There is promise in the potential intersection between the health care needs of people with disabilities and advances in health care technology. In 2022, Health Affairs published an issue documenting and explaining disability-related health care disparities. I am optimistic that if we shift the focus of our health system to an integrated model of health, with personal empowerment and sometimes incentives, we can match the health and wellness scores of other countries.

I think about the growing market for “wearables” that monitor physical activity, vital signs, and sleep. They play an important role in communication and information exchange with service providers. However, much of the digital domain remains inaccessible or completely unusable, hindering real improvements in healthcare for people with disabilities.

Maryland’s next secretary of disability must pay particular attention to the emerging intersection of health care and technology.

“Hard law” measures are needed, setting a floor, not a ceiling on what can happen. In one example, the United States Access Council, an agency that promotes accessibility for people with disabilities, has issued a preliminary notice of proposed rulemaking, a major administrative law step aimed at promulgating Federal regulations.

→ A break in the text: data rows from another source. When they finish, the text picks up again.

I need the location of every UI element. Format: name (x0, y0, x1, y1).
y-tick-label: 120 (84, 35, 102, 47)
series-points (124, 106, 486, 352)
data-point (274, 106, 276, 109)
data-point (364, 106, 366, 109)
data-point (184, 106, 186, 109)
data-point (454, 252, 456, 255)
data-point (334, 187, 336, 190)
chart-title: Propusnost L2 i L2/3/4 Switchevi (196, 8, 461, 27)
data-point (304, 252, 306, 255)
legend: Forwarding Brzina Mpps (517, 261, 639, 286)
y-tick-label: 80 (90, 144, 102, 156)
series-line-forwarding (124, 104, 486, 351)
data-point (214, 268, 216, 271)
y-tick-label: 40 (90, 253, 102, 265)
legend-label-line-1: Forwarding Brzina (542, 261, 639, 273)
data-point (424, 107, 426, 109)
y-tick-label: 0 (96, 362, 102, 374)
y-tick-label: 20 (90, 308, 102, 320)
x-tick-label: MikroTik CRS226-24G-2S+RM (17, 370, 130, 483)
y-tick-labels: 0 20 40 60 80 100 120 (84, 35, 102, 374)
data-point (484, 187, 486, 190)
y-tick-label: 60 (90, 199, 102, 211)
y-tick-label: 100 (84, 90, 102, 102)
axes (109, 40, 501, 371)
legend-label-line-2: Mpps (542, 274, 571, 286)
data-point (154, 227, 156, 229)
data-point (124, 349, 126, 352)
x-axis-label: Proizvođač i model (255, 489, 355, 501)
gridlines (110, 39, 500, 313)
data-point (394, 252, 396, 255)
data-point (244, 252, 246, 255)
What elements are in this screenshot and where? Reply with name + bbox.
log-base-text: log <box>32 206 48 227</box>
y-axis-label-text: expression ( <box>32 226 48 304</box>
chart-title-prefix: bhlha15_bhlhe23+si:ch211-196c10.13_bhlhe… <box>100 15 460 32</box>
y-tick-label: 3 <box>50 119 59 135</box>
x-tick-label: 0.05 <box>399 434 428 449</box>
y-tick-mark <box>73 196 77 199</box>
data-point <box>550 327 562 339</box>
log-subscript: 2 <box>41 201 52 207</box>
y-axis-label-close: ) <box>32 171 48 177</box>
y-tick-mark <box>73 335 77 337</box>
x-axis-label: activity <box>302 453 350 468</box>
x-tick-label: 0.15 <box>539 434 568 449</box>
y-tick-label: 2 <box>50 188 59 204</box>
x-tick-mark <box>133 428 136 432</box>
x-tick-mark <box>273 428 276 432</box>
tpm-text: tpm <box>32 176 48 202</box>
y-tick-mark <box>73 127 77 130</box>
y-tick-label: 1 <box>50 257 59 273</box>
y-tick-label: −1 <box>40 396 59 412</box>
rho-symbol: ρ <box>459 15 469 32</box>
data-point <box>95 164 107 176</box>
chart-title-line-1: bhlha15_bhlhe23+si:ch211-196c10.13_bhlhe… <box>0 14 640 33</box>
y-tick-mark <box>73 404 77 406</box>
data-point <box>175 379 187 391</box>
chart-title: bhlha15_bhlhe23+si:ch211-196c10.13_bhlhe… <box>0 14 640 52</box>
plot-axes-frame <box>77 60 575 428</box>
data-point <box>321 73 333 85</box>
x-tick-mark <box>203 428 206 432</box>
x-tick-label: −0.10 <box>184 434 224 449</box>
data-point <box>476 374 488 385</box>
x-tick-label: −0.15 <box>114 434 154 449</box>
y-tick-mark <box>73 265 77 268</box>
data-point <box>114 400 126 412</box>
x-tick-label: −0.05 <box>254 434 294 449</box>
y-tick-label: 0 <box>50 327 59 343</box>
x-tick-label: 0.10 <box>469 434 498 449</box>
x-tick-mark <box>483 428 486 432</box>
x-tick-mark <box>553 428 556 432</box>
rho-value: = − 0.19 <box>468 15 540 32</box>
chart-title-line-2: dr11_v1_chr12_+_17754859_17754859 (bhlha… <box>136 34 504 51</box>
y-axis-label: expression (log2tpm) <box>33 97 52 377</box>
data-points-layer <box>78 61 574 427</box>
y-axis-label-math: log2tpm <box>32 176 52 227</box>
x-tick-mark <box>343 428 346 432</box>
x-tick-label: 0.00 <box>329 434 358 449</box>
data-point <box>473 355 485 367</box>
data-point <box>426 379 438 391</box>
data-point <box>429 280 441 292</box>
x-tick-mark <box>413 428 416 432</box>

This federal agency seeks public input on the design, type, and use of self-service transaction machines, including self-service kiosks. These are inaccessible to many people with disabilities.

Additionally, anti-discrimination law focuses on the “victim” at a later stage in the social paradigm: failed interactions, perceptions of rights violations, and subsequent litigation. By increasing the use of AI data, innovative guardrails can be installed to promote access and prosperity for all.

Any best practices should include disability as a dimension of diversity and as part of all diversity efforts. In order to realize this, we must all actively work to remove the barriers that people with disabilities face so that they can flourish as part of society.

Associated Black Charities’ Women on the Move program is a model for the disability rights community. I see these kinds of quality initiatives for women of all backgrounds and people of color, but few of them focus on the economic empowerment of people with disabilities. Known for its clothing and salons, I would consider any of these to be handicap accessible.

The next Disability Secretary can play an active role in bringing together financiers, DBE space leaders, technologists and other thought leaders to develop ways to economically empower people with disabilities.

If both sides of politics approach power with optimism and thoughtfulness, there is a huge opportunity to improve the lives of people with disabilities and the general public. Maryland needs its next disability secretary to be a proactive, technology-driven voice for people with disabilities.